Object-centric Inference for Language Conditioned Placement: A Foundation Model based Approach

Zhixuan Xu,Kechun Xu,Yue Wang,Rong Xiong
2023-04-06
Abstract:We focus on the task of language-conditioned object placement, in which a robot should generate placements that satisfy all the spatial relational constraints in language instructions. Previous works based on rule-based language parsing or scene-centric visual representation have restrictions on the form of instructions and reference objects or require large amounts of training data. We propose an object-centric framework that leverages foundation models to ground the reference objects and spatial relations for placement, which is more sample efficient and generalizable. Experiments indicate that our model can achieve a 97.75% success rate of placement with only ~0.26M trainable parameters. Besides, our method generalizes better to both unseen objects and instructions. Moreover, with only 25% training data, we still outperform the top competing approach.
Robotics,Artificial Intelligence,Machine Learning
What problem does this paper attempt to address?
### Problems Addressed by the Paper The paper primarily focuses on the task of language-conditioned object placement, where a robot places objects in specific locations based on natural language instructions provided by the user, while satisfying all spatial relationship constraints.

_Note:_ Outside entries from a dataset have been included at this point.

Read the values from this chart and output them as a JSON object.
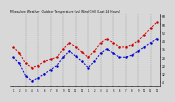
{
  "title": "Milwaukee Weather  Outdoor Temperature (vs) Wind Chill (Last 24 Hours)",
  "bg_color": "#d8d8d8",
  "plot_bg_color": "#d8d8d8",
  "red_line_color": "#cc0000",
  "blue_line_color": "#0000cc",
  "grid_color": "#888888",
  "temp_values": [
    38,
    32,
    22,
    18,
    20,
    24,
    26,
    28,
    36,
    42,
    38,
    33,
    28,
    34,
    42,
    46,
    42,
    38,
    38,
    40,
    44,
    50,
    56,
    62
  ],
  "windchill_values": [
    28,
    22,
    10,
    5,
    8,
    12,
    16,
    20,
    28,
    34,
    29,
    24,
    18,
    24,
    32,
    36,
    32,
    28,
    28,
    30,
    34,
    38,
    42,
    46
  ],
  "x_labels": [
    "1",
    "2",
    "3",
    "4",
    "5",
    "6",
    "7",
    "8",
    "9",
    "10",
    "11",
    "12",
    "1",
    "2",
    "3",
    "4",
    "5",
    "6",
    "7",
    "8",
    "9",
    "10",
    "11",
    "12"
  ],
  "ylim": [
    0,
    70
  ],
  "yticks": [
    4,
    12,
    20,
    28,
    36,
    44,
    52,
    60,
    68
  ],
  "ytick_labels": [
    "4",
    "12",
    "20",
    "28",
    "36",
    "44",
    "52",
    "60",
    "68"
  ],
  "n_points": 24
}
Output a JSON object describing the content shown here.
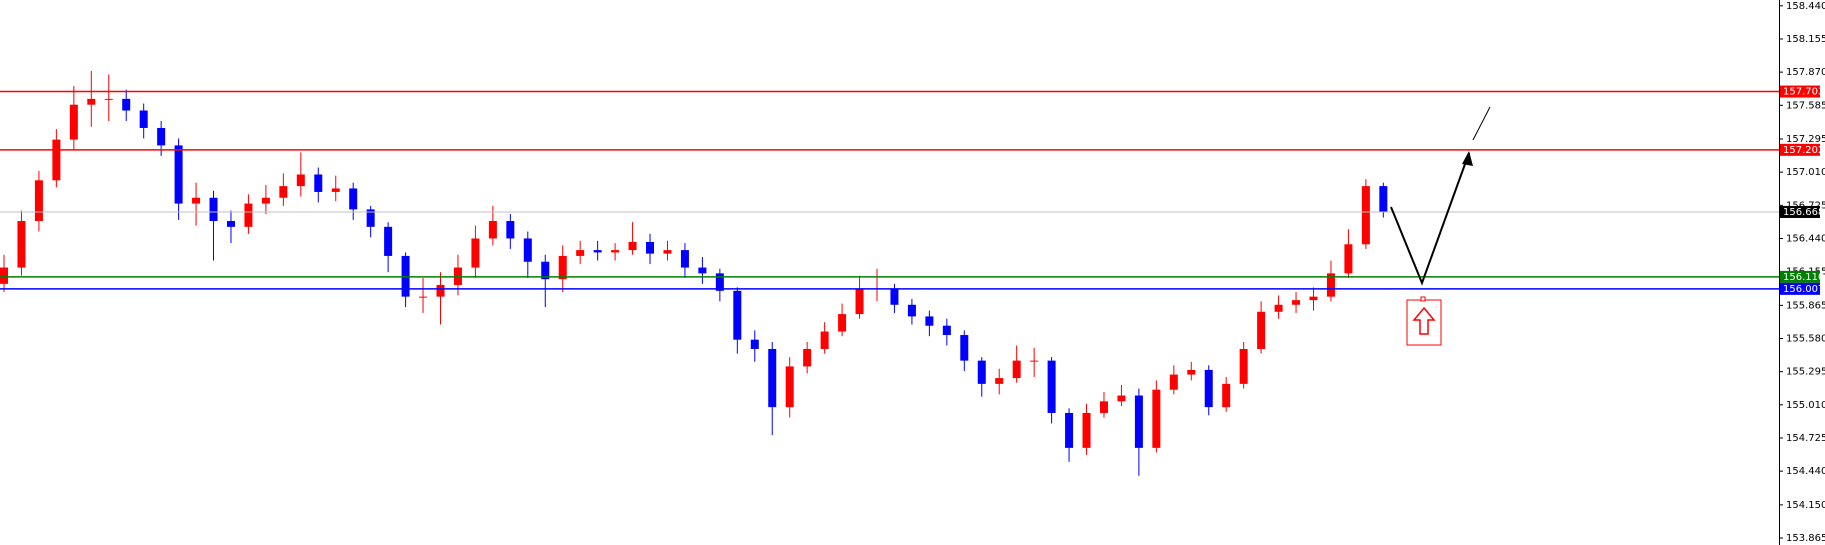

Specifically, the paper aims to address the following issues: 1. **Limitations of Existing Methods**: - Rule-based language parsing methods or scene-centric visual representation methods have limitations on the form of instructions or require a large amount of training data. - Previous frameworks struggle to adapt to new objects and instructions in an open-world setting. 2. **Proposed New Method**: - An object-based framework is proposed, utilizing foundational models to identify reference objects and spatial relationships to improve sample efficiency and generalization capability. - Pre-trained large-scale language models (such as GPT-3) and vision-language models (such as CLIP) are used to parse and encode instructions, handling more flexible instructions. With these improvements, the method achieves a high success rate with a small amount of training data and demonstrates good generalization performance on unseen objects and instructions. Experimental results show that this method outperforms other competing methods in multiple scenarios.